The news that Blake Lively is starring in a new film called The Shallows may sound like she’s taken a role in a more literal-minded spinoff of her teen soap smash Gossip Girl. But the dangers in Sony’s thriller are far more deadly than wearing the wrong shade of eyeshadow to the big gala or accidentally uploading your sex-tape to the cloud. The stakes in The Shallows don’t just end at social death; real death is also on the table.
Shrewdly described in Deadline as a combination of Jaws and 127 Hours, Jaume Collet-Serra’s (Non-Stop, Run All Night) thriller puts Lively in the role of Nancy, a soulful surfer who does a bit of introspection while catching some tasty waves in the wake of her mother’s death. But there’s trouble in paradise — literally, screenwriter Anthony Jaswinski went right ahead and named the idyllic stretch of beach that she frequents “Paradise.” While out carving up some gnarly tubage, Nancy finds herself targeted by a great white shark for dinner after it makes short work of a couple other surfers. She manages to scramble onto dry land, an outcropping of rocks about 200 yards from the shore. But with the sun getting lower in the sky and an increasingly hungry shark circling her shrinking refuge, she’ll have to employ every ounce of her ingenuity if she wants to survive.
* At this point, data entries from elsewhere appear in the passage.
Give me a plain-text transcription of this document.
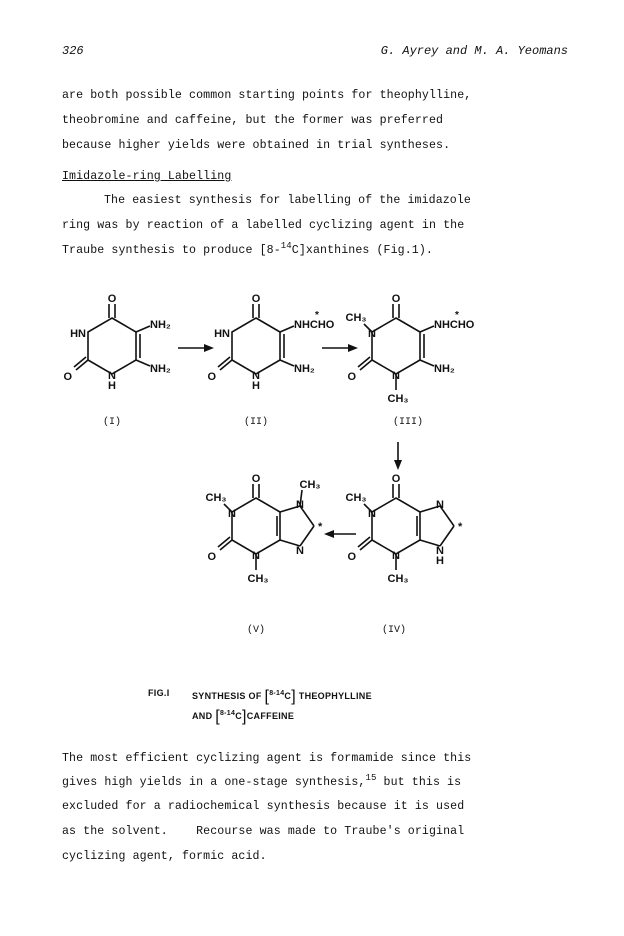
326	G. Ayrey and M. A. Yeomans
are both possible common starting points for theophylline,
theobromine and caffeine, but the former was preferred
because higher yields were obtained in trial syntheses.
Imidazole-ring Labelling
The easiest synthesis for labelling of the imidazole
ring was by reaction of a labelled cyclizing agent in the
Traube synthesis to produce [8-$^{14}$C]xanthines (Fig.1).
O
HN
N
H
NH₂
NH₂
O
O
HN
N
H
NHCHO
*
NH₂
O
O
N
CH₃
N
CH₃
NHCHO
*
NH₂
O
O
N
CH₃
N
CH₃
N
*
N
H
O
O
N
CH₃
N
CH₃
N
CH₃
N
*
O
(I)	(II)	(III)
(IV)
(V)
FIG.I	SYNTHESIS OF [$^{8-14}$C] THEOPHYLLINE
AND [$^{8-14}$C]CAFFEINE
The most efficient cyclizing agent is formamide since this
gives high yields in a one-stage synthesis,$^{15}$ but this is
excluded for a radiochemical synthesis because it is used
as the solvent.    Recourse was made to Traube's original
cyclizing agent, formic acid.
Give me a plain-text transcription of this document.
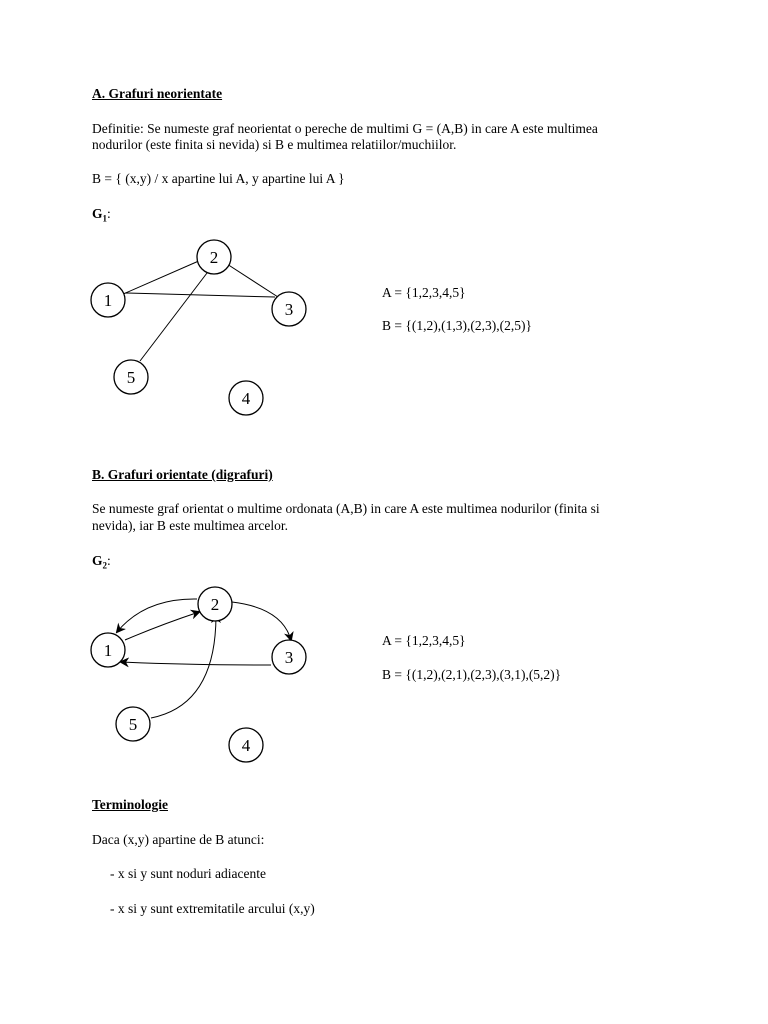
A. Grafuri neorientate

Definitie: Se numeste graf neorientat o pereche de multimi G = (A,B) in care A este multimea

nodurilor (este finita si nevida) si B e multimea relatiilor/muchiilor.

B = { (x,y) / x apartine lui A, y apartine lui A }

$G_1$:

1
2
3
4
5

A = {1,2,3,4,5}

B = {(1,2),(1,3),(2,3),(2,5)}

B. Grafuri orientate (digrafuri)

Se numeste graf orientat o multime ordonata (A,B) in care A este multimea nodurilor (finita si

nevida), iar B este multimea arcelor.

$G_2$:

1
2
3
4
5

A = {1,2,3,4,5}

B = {(1,2),(2,1),(2,3),(3,1),(5,2)}

Terminologie

Daca (x,y) apartine de B atunci:

- x si y sunt noduri adiacente

- x si y sunt extremitatile arcului (x,y)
There’s scarcely been any buzz for this film in advance of its June 29 release from Sony, and while a low-profile rollout such as this usually heralds a dud, the trailer doesn’t look half-bad. Shooting on the water is notoriously difficult, but the photography of Lively out at sea looks alternately beautiful and violent in turns. There’s a visceral quality to Lively struggling about in the water nearly filtered to the point of green-ness, and even though the shark-attacks could use some touching up in post-production, it looks more visually competent than most of Collet-Serra’s pictures. Could it be a summertime sleeper?